United Kingdom: Anti-lockdown protests and BLM solidarity marches
On March 26, the Government passed the Health Protection (Coronavirus, Restrictions) (England) Regulations 2020, without prior Parliamentary scrutiny, which instituted sweeping restrictions on human rights and civil liberties, affording the police additional expansive powers to enforce restrictions on people’s freedom of movement, close businesses, places of worship and community centres, and disperse gatherings. Research by Liberty Investigates has revealed that these powers have been disproportionately deployed against people of colour.
On May 16, about 50 people protested the lockdown at the Speakers’ Corner in Hyde Park, London.
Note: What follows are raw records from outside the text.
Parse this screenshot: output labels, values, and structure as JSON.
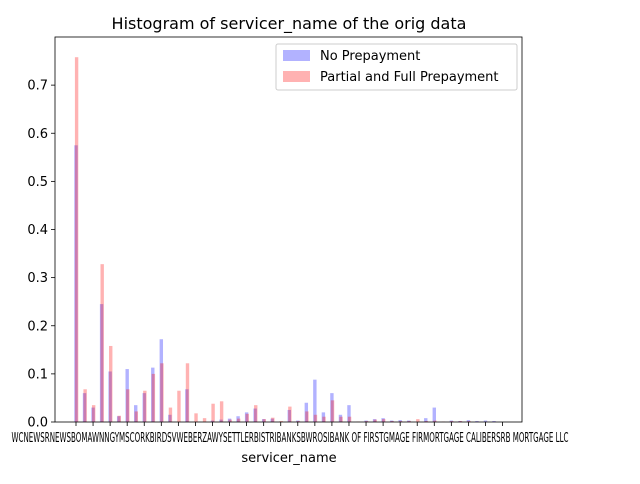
{
  "chart_data": {
    "type": "bar",
    "title": "Histogram of servicer_name of the orig data",
    "xlabel": "servicer_name",
    "ylabel": "",
    "ylim": [
      0,
      0.8
    ],
    "yticks": [
      0.0,
      0.1,
      0.2,
      0.3,
      0.4,
      0.5,
      0.6,
      0.7
    ],
    "ytick_labels": [
      "0.0",
      "0.1",
      "0.2",
      "0.3",
      "0.4",
      "0.5",
      "0.6",
      "0.7"
    ],
    "xtick_text": "WCNEWSRNEWSBOMAWNNGYMSCORKBIRDSVWEBERZAWYSETTLERBISTRIBANKSBWROSIBANK OF FIRSTGMAGE FIRMORTGAGE CALIBERSRB MORTGAGE LLC",
    "legend_position": "top-right",
    "series": [
      {
        "name": "No Prepayment",
        "color": "#0000ff",
        "opacity": 0.3,
        "values": [
          0.575,
          0.06,
          0.03,
          0.245,
          0.105,
          0.012,
          0.11,
          0.035,
          0.06,
          0.113,
          0.172,
          0.015,
          0.0,
          0.068,
          0.0,
          0.0,
          0.003,
          0.005,
          0.007,
          0.012,
          0.02,
          0.028,
          0.006,
          0.007,
          0.0,
          0.025,
          0.003,
          0.04,
          0.088,
          0.02,
          0.06,
          0.015,
          0.035,
          0.0,
          0.003,
          0.006,
          0.008,
          0.003,
          0.004,
          0.003,
          0.0,
          0.008,
          0.03,
          0.0,
          0.003,
          0.002,
          0.004,
          0.002,
          0.003,
          0.002
        ]
      },
      {
        "name": "Partial and Full Prepayment",
        "color": "#ff0000",
        "opacity": 0.3,
        "values": [
          0.758,
          0.068,
          0.035,
          0.328,
          0.158,
          0.013,
          0.068,
          0.022,
          0.065,
          0.1,
          0.122,
          0.03,
          0.065,
          0.122,
          0.018,
          0.008,
          0.038,
          0.043,
          0.005,
          0.007,
          0.017,
          0.035,
          0.006,
          0.009,
          0.002,
          0.032,
          0.002,
          0.022,
          0.015,
          0.011,
          0.045,
          0.011,
          0.011,
          0.001,
          0.002,
          0.005,
          0.006,
          0.002,
          0.002,
          0.002,
          0.006,
          0.002,
          0.003,
          0.001,
          0.002,
          0.002,
          0.002,
          0.001,
          0.001,
          0.001
        ]
      }
    ]
  }
}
Dozens of police officers, including some on horseback, issued several fines and arrested 19 people after protesters refused to disperse.
During the first week of June, several massive protests were carried out in solidarity with the Black Lives Matter movement in the US and to highlight police brutality in the UK. Thousands of protesters in London, Manchester, Cardiff, Glasgow, Leicester and other cities defied calls from ministers and police chiefs to avoid large gatherings. Police responses across the United Kingdom during protests were inconsistent; aggressively kettling protesters in London, while being more lenient in Bristol and Manchester.
On June 7, 10,000 protesters gathered in Bristol as the statue of slave trader Edward Colston was removed and thrown into the harbour, leading some ministers to declare they would support extending sentences for damaging statues. Rather than reinforce police’s duty to facilitate protests, the government put forward a measure under which violent protesters could be jailed within 24 hours. Calls for the removal of other statues, drove far-right protesters to organize counter protests claiming to “defend” statues. These protesters clashed violently with police officers and other protesters.